SALEM, Ore.— The Oregon Legislature will be considering a number of recommendations for changes related to the statewide wildfire risk map during the 2023 session, some of which would substantively change the map itself. Following conversations last week with the Senate Committee on Natural Resources and Wildfire Programs Advisory Council, the state has decided to postpone the release of an updated draft of the map, which was planned for March 2023.
“As we’ve been working with Oregon State University on technical adjustments to the map and planning for community outreach and engagement, we’ve also been keeping a close eye on the policy conversations happening in different venues,” explained Cal Mukumoto, Oregon State Forester and director of the Oregon Department of Forestry. “There were some great recommendations that came out of the Wildfire Programs Advisory Council’s first annual report and opportunities identified by Wildfire Programs Director Doug Grafe related to the map that I hope the Legislature gets the opportunity to explore during this session.”
Those recommendations are in addition to several bills proposing a variety of changes ranging from which areas are assigned a risk classification to abolishing the map entirely. “We want to avoid expending resources on work that may not align with new direction that may come from the Legislature this session,” Mukumoto said. Without knowing what decisions will be made by the Legislature, the department does not yet know how long it will take to implement that direction.

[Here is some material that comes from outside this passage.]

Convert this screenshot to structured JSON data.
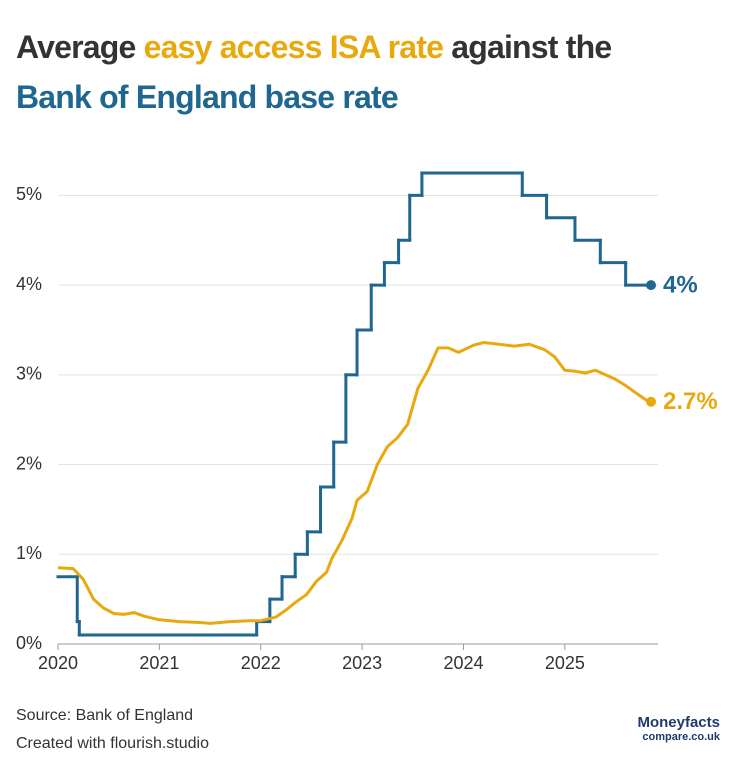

Members of both the Senate Committee on Natural Resources and the Wildfire Programs Advisory Council have expressed support for continued mapping of wildfire hazards to identify where to direct investments in wildfire mitigation activities including fuels reduction and building defensible space.
“Our goal this session is to get resources and expertise to Oregonians already doing good work on the ground to protect their properties and neighborhoods,” said Sen. Jeff Golden (D), Ashland. Golden chairs the Senate Committee on Natural Resources and was the chief sponsor of SB 762. “It’s important to get that done and to do all we can to ease the homeowner insurance challenges that the era of megafires has brought us before moving forward with any map.”
There is also broad recognition of the need for increased outreach, education and engagement with communities. “We need an integrated, coordinated and robust communications and outreach effort across all Senate Bill 762 programs to help property owners understand what their classification means, how they can better protect their homes and what resources are available to help them with that work,” said Mark Bennett, chair of the Wildfire Programs Advisory Council.
OSU, ODF’s partner in the development of the map, will lend technical expertise to upcoming educational efforts related to wildfire risk and hazard. “We are prepared to support state agencies in education plans and will help develop and implement an operational plan as needed,” said Tom DeLuca, dean of OSU’s College of Forestry. Other state agencies with SB 762 responsibilities that have a nexus to the map are Office of the State Fire Marshal, Department of Consumer and Business Services – Building Codes Division and the Department of Land Conservation and Development.
“The success of this whole program depends on strong collaboration between state government, local leaders and property owners in wildfire-prone areas. Building that partnership has to be job number one over the coming months,” Golden explained. “When we feel like we’re pulling in the same direction, we’ll be ready for a much better conversation about the map.”
While the Legislature is in session, the department will:
- Continue to work with OSU on exploring technical adjustments in response to feedback received on the initial map, including concerns related to irrigated lands and classification differences on adjacent lots.
- Follow the progress of bills related to the risk map to plan quickly and appropriately for any rulemaking actions or other activities required to implement new or changed legislative direction.
- Work with the Wildfire Programs Advisory Council to identify community needs and with partner agencies to leverage opportunities for outreach, education and engagement.